People get stuck in their ways as they get older—I do, too—so it's hopeful when new generations are not afraid to do things differently and point out what the older generations have been missing. I think it's wonderful that the younger generations care about other people, about the environment, and about injustice, and that they can see a bigger picture than just their own lives as individuals. One of the big problems of the world is the boundaries that we've imposed—abstract boundaries between subjects, such as the idea that math is only useful for certain things, but also boundaries between communities.
You've used bagels and wine glasses as teaching aids. How can fun help convey complex ideas?
Keeping people amused is one way of keeping them interested. It can also make the material more memorable. I've been to plenty of boring talks in my life, but people have particularly low expectations for a math talk. So they are very ready to laugh. I feel that the first thing we should care about in teaching is that students are having a good time. There's a backlash against that idea, but if learning is not fun, then students are going to hate it, and if they hate it, they're not going to learn anything in the long run. They might retain it temporarily, under pressure, but nothing's going to stick.
You jokingly describe mathematicians—including yourself—as "lazy," because math concepts can make reasoning less work.

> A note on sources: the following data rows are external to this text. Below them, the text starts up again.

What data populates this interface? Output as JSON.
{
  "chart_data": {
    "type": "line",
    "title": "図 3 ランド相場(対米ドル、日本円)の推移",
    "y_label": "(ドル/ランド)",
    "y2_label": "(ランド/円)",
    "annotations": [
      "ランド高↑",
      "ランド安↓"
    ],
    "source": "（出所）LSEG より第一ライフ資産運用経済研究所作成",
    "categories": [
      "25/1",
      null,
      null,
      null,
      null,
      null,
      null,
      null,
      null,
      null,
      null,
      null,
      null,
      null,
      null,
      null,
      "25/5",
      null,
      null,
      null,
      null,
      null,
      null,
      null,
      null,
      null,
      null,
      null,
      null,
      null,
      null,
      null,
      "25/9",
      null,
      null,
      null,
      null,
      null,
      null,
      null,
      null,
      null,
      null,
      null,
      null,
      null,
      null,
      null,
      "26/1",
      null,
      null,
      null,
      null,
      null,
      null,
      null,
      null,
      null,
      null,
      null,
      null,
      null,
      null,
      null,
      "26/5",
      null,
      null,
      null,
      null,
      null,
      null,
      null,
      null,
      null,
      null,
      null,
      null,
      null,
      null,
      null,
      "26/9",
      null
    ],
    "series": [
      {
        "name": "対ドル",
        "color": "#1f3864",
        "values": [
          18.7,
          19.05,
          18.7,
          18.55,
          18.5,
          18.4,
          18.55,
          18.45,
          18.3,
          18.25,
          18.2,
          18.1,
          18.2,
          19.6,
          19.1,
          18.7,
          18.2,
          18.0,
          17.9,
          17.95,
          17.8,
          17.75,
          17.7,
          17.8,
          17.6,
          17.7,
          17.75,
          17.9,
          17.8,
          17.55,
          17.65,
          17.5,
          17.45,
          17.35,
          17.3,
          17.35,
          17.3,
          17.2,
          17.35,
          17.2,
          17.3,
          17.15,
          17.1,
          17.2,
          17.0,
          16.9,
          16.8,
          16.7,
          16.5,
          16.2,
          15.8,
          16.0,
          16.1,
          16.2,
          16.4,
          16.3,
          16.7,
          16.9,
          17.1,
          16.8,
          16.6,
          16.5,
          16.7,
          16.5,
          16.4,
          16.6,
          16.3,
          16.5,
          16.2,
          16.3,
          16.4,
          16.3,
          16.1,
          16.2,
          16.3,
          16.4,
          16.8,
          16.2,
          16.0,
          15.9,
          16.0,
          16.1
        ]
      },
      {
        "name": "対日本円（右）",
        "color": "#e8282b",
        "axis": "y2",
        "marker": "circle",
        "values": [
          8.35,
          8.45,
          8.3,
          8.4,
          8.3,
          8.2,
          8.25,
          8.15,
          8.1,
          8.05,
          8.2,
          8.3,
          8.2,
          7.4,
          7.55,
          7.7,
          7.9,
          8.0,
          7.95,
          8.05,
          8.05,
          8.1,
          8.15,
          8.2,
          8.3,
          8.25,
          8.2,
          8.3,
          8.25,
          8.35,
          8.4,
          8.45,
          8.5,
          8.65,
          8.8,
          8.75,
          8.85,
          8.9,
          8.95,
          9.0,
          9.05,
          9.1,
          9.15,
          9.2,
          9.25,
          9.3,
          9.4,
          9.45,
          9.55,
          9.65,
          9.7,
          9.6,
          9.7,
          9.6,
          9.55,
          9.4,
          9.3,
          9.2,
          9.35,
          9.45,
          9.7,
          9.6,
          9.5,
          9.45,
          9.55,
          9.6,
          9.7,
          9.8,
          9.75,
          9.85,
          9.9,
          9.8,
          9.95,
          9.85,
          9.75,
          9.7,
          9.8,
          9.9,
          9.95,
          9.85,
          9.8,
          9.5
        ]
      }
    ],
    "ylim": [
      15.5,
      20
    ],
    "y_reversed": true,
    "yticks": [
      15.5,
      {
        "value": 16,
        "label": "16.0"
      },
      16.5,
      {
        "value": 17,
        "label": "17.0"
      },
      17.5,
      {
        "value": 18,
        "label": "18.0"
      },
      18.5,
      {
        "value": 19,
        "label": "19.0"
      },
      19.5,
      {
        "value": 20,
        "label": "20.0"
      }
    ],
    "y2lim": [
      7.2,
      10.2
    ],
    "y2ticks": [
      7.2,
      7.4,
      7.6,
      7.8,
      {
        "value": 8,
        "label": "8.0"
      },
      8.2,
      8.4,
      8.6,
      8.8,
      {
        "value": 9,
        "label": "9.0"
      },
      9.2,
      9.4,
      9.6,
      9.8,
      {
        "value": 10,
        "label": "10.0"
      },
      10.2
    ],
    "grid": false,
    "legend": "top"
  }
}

When I taught at the University of Chicago, it struck me that the students were not nearly lazy enough. They were used to drilling huge problem sets and would often go through the most laborious calculations instead of finding elegant ways to get there. To me, elegance in mathematics is about avoiding tedious busy work. If I find myself doing even two things that feel similar, then there must be some abstract explanation for both. I have always liked the idea of using the same thing in slightly different ways. I once became very cross with a particularly utilitarian chair I had—I just couldn't find more than one way of sitting in it.